30 July 2010 [17:10] - TODAY.AZ
A pair of false teeth worn by Winston Churchill have been sold at auction for more than $23,000 -- on the same day that plans were announced to put the British wartime leader's archive papers online for the first time. Churchill, famous for his rousing speeches during World War II, had several sets of the partial upper dentures specially constructed to hide his natural lisp and accentuate his signature slurred diction.

According to documents held by the Royal College of Surgeons, the former prime minister "lived in fear of losing his false teeth" and would always have a spare set to hand, entrusted to his private secretary, Andrew Bullock of Keys auction house in Aylsham, eastern England, told CNN.

The set which sold for £15,200 ($23,700) on Thursday -- more than three times its expected price -- was put up for sale by Nigel Cudlipp, the son of the dental technician who made them, Derek Cudlipp.

"According to Cudlipp, his father said he could always tell how the war was going from the distance Winston hurled the teeth," said Bullock. "They were prone to breaking, especially when Churchill got a bit angry."

Bullock said Churchill suffered from poor teeth and gums from childhood and had complicated dentistry requirements. He later nominated his dentist for a knighthood.

The auction of memorabilia took place as details of plans to make one million pages of Churchill-themed archive material -- described by Churchill biographer Martin Gilbert as an "Aladdin's Cave of historical riches" -- available on the Web for the first time from 2012.

The Churchill Archives Centre, at Churchill College, Cambridge, is open to the public, but archive director Allen Packwood said the online resource -- a collaboration between Bloomsbury Publishing, the Sir Winston Churchill Archive Trust and Churchill Heritage Ltd. -- would take the collection into homes and classrooms.

Appropriately, Packwood told CNN, the collection includes letters from Churchill to his dentist, Eric Fish, including one written in 1936 complaining that his ill-fitting dentures were affecting his sense of taste.

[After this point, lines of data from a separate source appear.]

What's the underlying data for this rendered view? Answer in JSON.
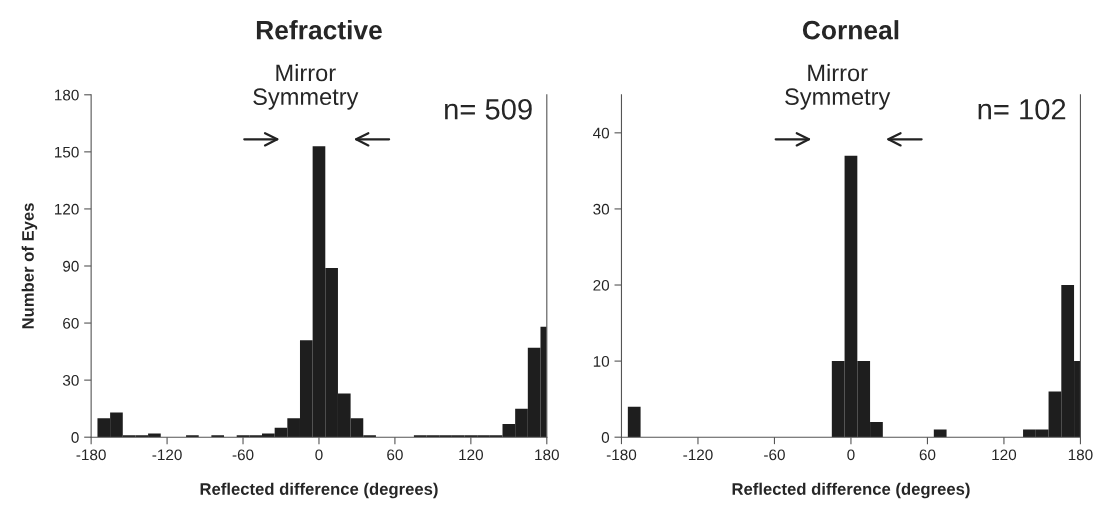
{
  "chart_data": [
    {
      "type": "histogram",
      "title": "Refractive",
      "xlabel": "Reflected difference (degrees)",
      "ylabel": "Number of Eyes",
      "bins": [
        -175,
        -165,
        -155,
        -145,
        -135,
        -125,
        -105,
        -95,
        -85,
        -75,
        -65,
        -55,
        -45,
        -35,
        -25,
        -15,
        -5,
        5,
        15,
        25,
        35,
        45,
        75,
        85,
        95,
        105,
        115,
        125,
        135,
        145,
        155,
        165,
        175,
        180
      ],
      "values": [
        10,
        13,
        1,
        1,
        2,
        0,
        1,
        0,
        1,
        0,
        1,
        1,
        2,
        5,
        10,
        51,
        153,
        89,
        23,
        10,
        1,
        0,
        1,
        1,
        1,
        1,
        1,
        1,
        1,
        7,
        15,
        47,
        58
      ],
      "color": "#1e1e1e",
      "xlim": [
        -180,
        180
      ],
      "xticks": [
        -180,
        -120,
        -60,
        0,
        60,
        120,
        180
      ],
      "ylim": [
        0,
        180
      ],
      "yticks": [
        0,
        30,
        60,
        90,
        120,
        150,
        180
      ],
      "grid": false,
      "annotations": [
        "Mirror\nSymmetry",
        "n= 509"
      ]
    },
    {
      "type": "histogram",
      "title": "Corneal",
      "xlabel": "Reflected difference (degrees)",
      "bins": [
        -175,
        -165,
        -15,
        -5,
        5,
        15,
        25,
        65,
        75,
        135,
        145,
        155,
        165,
        175,
        180
      ],
      "values": [
        4,
        0,
        10,
        37,
        10,
        2,
        0,
        1,
        0,
        1,
        1,
        6,
        20,
        10
      ],
      "color": "#1e1e1e",
      "xlim": [
        -180,
        180
      ],
      "xticks": [
        -180,
        -120,
        -60,
        0,
        60,
        120,
        180
      ],
      "ylim": [
        0,
        45
      ],
      "yticks": [
        0,
        10,
        20,
        30,
        40
      ],
      "grid": false,
      "annotations": [
        "Mirror\nSymmetry",
        "n= 102"
      ]
    }
  ]
}
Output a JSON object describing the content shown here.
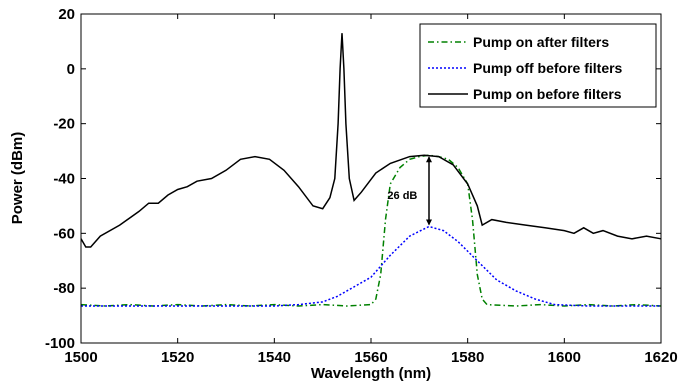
{
  "chart_data": {
    "type": "line",
    "title": "",
    "xlabel": "Wavelength (nm)",
    "ylabel": "Power (dBm)",
    "xlim": [
      1500,
      1620
    ],
    "ylim": [
      -100,
      20
    ],
    "xticks": [
      1500,
      1520,
      1540,
      1560,
      1580,
      1600,
      1620
    ],
    "yticks": [
      20,
      0,
      -20,
      -40,
      -60,
      -80,
      -100
    ],
    "grid": false,
    "legend_position": "top-right",
    "series": [
      {
        "name": "Pump on after filters",
        "color": "#008000",
        "style": "dash-dot",
        "points": [
          [
            1500,
            -86
          ],
          [
            1505,
            -86.5
          ],
          [
            1510,
            -86
          ],
          [
            1515,
            -86.5
          ],
          [
            1520,
            -86
          ],
          [
            1525,
            -86.5
          ],
          [
            1530,
            -86
          ],
          [
            1535,
            -86.5
          ],
          [
            1540,
            -86
          ],
          [
            1545,
            -86.5
          ],
          [
            1550,
            -86
          ],
          [
            1555,
            -86.5
          ],
          [
            1560,
            -86
          ],
          [
            1561,
            -84
          ],
          [
            1562,
            -75
          ],
          [
            1563,
            -55
          ],
          [
            1564,
            -42
          ],
          [
            1566,
            -36
          ],
          [
            1568,
            -33
          ],
          [
            1570,
            -32
          ],
          [
            1572,
            -31.5
          ],
          [
            1574,
            -32
          ],
          [
            1576,
            -33
          ],
          [
            1578,
            -36
          ],
          [
            1580,
            -42
          ],
          [
            1581,
            -55
          ],
          [
            1582,
            -75
          ],
          [
            1583,
            -84
          ],
          [
            1584,
            -86
          ],
          [
            1590,
            -86.5
          ],
          [
            1595,
            -86
          ],
          [
            1600,
            -86.5
          ],
          [
            1605,
            -86
          ],
          [
            1610,
            -86.5
          ],
          [
            1615,
            -86
          ],
          [
            1620,
            -86.5
          ]
        ]
      },
      {
        "name": "Pump off before filters",
        "color": "#0000ff",
        "style": "dotted",
        "points": [
          [
            1500,
            -86.5
          ],
          [
            1510,
            -86.5
          ],
          [
            1520,
            -86.5
          ],
          [
            1530,
            -86.5
          ],
          [
            1540,
            -86.5
          ],
          [
            1545,
            -86
          ],
          [
            1550,
            -85
          ],
          [
            1553,
            -83
          ],
          [
            1556,
            -80
          ],
          [
            1560,
            -76
          ],
          [
            1564,
            -68
          ],
          [
            1568,
            -61
          ],
          [
            1572,
            -57.5
          ],
          [
            1575,
            -59
          ],
          [
            1578,
            -63
          ],
          [
            1582,
            -70
          ],
          [
            1586,
            -77
          ],
          [
            1590,
            -81
          ],
          [
            1594,
            -84
          ],
          [
            1598,
            -86
          ],
          [
            1605,
            -86.5
          ],
          [
            1612,
            -86.5
          ],
          [
            1620,
            -86.5
          ]
        ]
      },
      {
        "name": "Pump on before filters",
        "color": "#000000",
        "style": "solid",
        "points": [
          [
            1500,
            -62
          ],
          [
            1501,
            -65
          ],
          [
            1502,
            -65
          ],
          [
            1504,
            -61
          ],
          [
            1508,
            -57
          ],
          [
            1512,
            -52
          ],
          [
            1514,
            -49
          ],
          [
            1516,
            -49
          ],
          [
            1518,
            -46
          ],
          [
            1520,
            -44
          ],
          [
            1522,
            -43
          ],
          [
            1524,
            -41
          ],
          [
            1527,
            -40
          ],
          [
            1530,
            -37
          ],
          [
            1533,
            -33
          ],
          [
            1536,
            -32
          ],
          [
            1539,
            -33
          ],
          [
            1542,
            -37
          ],
          [
            1545,
            -43
          ],
          [
            1548,
            -50
          ],
          [
            1550,
            -51
          ],
          [
            1551.5,
            -47
          ],
          [
            1552.5,
            -40
          ],
          [
            1553.2,
            -20
          ],
          [
            1553.6,
            0
          ],
          [
            1554,
            13
          ],
          [
            1554.4,
            0
          ],
          [
            1554.8,
            -20
          ],
          [
            1555.5,
            -40
          ],
          [
            1556.5,
            -48
          ],
          [
            1558,
            -45
          ],
          [
            1561,
            -38
          ],
          [
            1564,
            -34.5
          ],
          [
            1568,
            -32
          ],
          [
            1571,
            -31.5
          ],
          [
            1574,
            -32
          ],
          [
            1577,
            -35
          ],
          [
            1580,
            -42
          ],
          [
            1582,
            -50
          ],
          [
            1583,
            -57
          ],
          [
            1585,
            -55
          ],
          [
            1588,
            -56
          ],
          [
            1592,
            -57
          ],
          [
            1596,
            -58
          ],
          [
            1600,
            -59
          ],
          [
            1602,
            -60
          ],
          [
            1604,
            -58
          ],
          [
            1606,
            -60
          ],
          [
            1608,
            -59
          ],
          [
            1611,
            -61
          ],
          [
            1614,
            -62
          ],
          [
            1617,
            -61
          ],
          [
            1620,
            -62
          ]
        ]
      }
    ],
    "annotations": [
      {
        "text": "26 dB",
        "x": 1566.5,
        "y": -46,
        "arrow_x": 1572,
        "arrow_from_y": -31.5,
        "arrow_to_y": -57.5
      }
    ]
  }
}
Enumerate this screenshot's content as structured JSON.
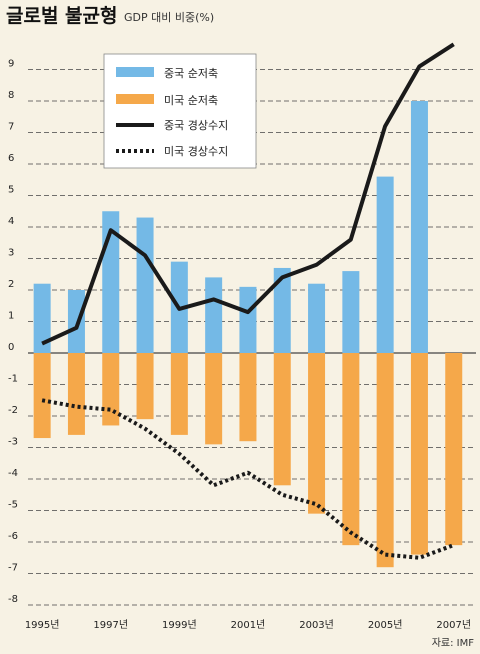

"It is just amazing," Packwood said of the auction. "It does just show the huge continued interest in the man, and the great thing about what we are doing is that once this material is online it will be available to everyone to search through."

The collection also includes correspondence between Churchill and three American presidents; Franklin Roosevelt, Harry Truman and Dwight Eisenhower; and state papers, private letters and photos dating from his 19th-century school days until his death in 1965.

"What this archive does is strip away layers of hindsight and it actually reveals how little the people of the time knew about what was going on around them," said Packwood.

"One very good example is a wonderful letter from President Truman to Churchill within a couple of years of the end of the Second World War.

"Truman says to Churchill, 'I'm having trouble with our Russian friends. Then I remember Hitler. He had no heart at all. I believe Joe Stalin has one but the Politburo won't let him use it.' It shows you how little the American president or even Winston Churchill really understood about what was going on in Russia at the time."

Publisher Frances Pinter, of Bloomsbury Academic, said putting the archive online was a "fantastic opportunity." She said access to the archive would be modestly priced to attract the widest possible readership.

"It will have an impact on education, research and our understanding of 20th century history for a long time to come," Pinter told CNN.

"The thing that we are looking forward to is all the things that people haven't thought of doing with the archive yet. For example, you can see school children in America or England doing collaborative research projects or having competitions to see what they can find, which wouldn't have been conceivable before."

Meanwhile, auctioneer Bullock said the market for Churchill memorabilia showed no sign of exhaustion. In the last two years, Keys has sold a silver butter dish used by Churchill as an ashtray and a half-smoked cigar for more than $6,200 each.

"We have sold a lot of Churchill items recently," he said. "But I have never, or ever will, handle something which has had so much interest or publicity. It's been absolutely incredible."